L’histoire, rapportée pour la première fois par Reuters, montre jusqu’où les entreprises technologiques vont trouver de nouvelles sources de données de formation – l’élément vital des modèles d’IA qui aident les programmes à apprendre à effectuer des tâches plus efficacement et à répondre aux requêtes des utilisateurs.
Lorsqu’il a été contacté par TechCrunch pour commenter, un porte-parole de Meta a fourni la déclaration suivante :
« Si nous construisons des agents pour aider les gens à accomplir leurs tâches quotidiennes à l’aide d’ordinateurs, nos modèles ont besoin d’exemples réels de la façon dont les gens les utilisent réellement – des choses comme les mouvements de la souris, les clics sur les boutons et la navigation dans les menus déroulants.
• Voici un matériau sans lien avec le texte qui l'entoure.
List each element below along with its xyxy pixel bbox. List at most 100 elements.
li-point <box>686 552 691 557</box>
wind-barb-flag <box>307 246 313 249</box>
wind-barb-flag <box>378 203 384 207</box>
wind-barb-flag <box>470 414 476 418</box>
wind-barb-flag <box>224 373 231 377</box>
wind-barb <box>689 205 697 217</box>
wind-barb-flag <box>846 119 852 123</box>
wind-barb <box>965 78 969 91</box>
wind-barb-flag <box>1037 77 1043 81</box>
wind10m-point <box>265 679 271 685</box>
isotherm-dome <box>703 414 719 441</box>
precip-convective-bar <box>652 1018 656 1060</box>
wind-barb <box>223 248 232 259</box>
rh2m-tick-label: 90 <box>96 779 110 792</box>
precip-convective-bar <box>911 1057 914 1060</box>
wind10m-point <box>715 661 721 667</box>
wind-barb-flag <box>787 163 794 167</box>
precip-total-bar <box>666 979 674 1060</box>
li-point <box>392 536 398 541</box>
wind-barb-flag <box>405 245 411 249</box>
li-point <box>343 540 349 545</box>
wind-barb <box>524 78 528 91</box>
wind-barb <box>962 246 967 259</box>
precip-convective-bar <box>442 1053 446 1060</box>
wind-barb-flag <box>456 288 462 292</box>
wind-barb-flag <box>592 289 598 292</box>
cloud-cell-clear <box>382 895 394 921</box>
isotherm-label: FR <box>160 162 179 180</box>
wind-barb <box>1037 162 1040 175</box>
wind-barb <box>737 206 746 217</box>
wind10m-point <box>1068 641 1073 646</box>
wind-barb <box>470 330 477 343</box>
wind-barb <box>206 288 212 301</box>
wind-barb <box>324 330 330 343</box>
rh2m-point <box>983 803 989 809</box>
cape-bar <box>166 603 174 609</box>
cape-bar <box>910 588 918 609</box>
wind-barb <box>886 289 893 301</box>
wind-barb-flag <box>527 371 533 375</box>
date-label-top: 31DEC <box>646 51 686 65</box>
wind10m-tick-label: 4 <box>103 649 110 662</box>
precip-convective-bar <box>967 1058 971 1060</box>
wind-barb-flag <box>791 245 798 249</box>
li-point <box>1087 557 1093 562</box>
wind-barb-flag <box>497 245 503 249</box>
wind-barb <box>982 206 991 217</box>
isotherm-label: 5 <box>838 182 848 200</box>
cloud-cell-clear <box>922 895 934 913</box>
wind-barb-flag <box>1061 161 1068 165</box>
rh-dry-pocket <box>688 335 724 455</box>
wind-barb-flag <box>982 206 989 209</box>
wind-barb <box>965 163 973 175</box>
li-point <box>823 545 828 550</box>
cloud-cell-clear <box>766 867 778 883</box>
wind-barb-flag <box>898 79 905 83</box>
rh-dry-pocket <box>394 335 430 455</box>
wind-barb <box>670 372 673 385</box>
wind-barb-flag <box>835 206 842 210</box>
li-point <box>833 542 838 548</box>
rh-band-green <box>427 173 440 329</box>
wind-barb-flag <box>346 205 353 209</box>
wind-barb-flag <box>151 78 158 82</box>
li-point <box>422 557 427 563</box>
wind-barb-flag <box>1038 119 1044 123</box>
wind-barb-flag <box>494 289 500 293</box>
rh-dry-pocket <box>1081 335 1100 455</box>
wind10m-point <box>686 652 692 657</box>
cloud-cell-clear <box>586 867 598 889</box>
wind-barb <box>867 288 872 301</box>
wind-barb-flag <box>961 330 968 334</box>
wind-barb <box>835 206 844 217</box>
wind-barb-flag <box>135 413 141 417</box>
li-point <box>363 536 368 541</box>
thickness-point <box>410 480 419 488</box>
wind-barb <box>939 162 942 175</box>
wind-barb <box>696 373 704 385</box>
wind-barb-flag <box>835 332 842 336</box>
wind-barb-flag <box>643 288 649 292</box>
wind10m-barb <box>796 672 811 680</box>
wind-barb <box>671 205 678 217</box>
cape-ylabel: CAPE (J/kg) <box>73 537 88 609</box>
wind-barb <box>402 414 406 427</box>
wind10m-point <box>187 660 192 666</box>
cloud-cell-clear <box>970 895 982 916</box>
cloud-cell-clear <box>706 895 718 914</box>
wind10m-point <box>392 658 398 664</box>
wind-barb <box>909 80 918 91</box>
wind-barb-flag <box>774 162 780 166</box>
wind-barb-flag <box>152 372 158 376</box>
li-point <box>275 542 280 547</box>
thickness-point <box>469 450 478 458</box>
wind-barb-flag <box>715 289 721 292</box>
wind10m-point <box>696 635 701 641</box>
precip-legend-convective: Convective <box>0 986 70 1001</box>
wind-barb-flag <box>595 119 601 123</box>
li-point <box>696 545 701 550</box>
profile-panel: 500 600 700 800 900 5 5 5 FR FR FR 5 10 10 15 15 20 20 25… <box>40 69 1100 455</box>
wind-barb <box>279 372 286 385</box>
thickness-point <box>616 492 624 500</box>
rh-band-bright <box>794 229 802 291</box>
Pour vous aider, nous lançons un outil interne qui capturera ce type d’entrées sur certaines applications pour nous aider à former nos modèles. Des garanties sont en place pour protéger le contenu sensible, et les données ne sont utilisées à aucune autre fin. »
Cette tendance semble révéler les implications gênantes de l’industrie de l’IA sur la vie privée, alors que les communications internes des entreprises d’hier deviennent de plus en plus le fourrage d’une nouvelle chaîne d’approvisionnement d’entreprise. La semaine dernière, il a été signalé que d’anciennes startups étaient récupérées pour leurs communications d’entreprise (à partir des archives Slack, des tickets Jira et d’autres plateformes de messagerie interne), qui pourraient être converties en carburant pour l’IA.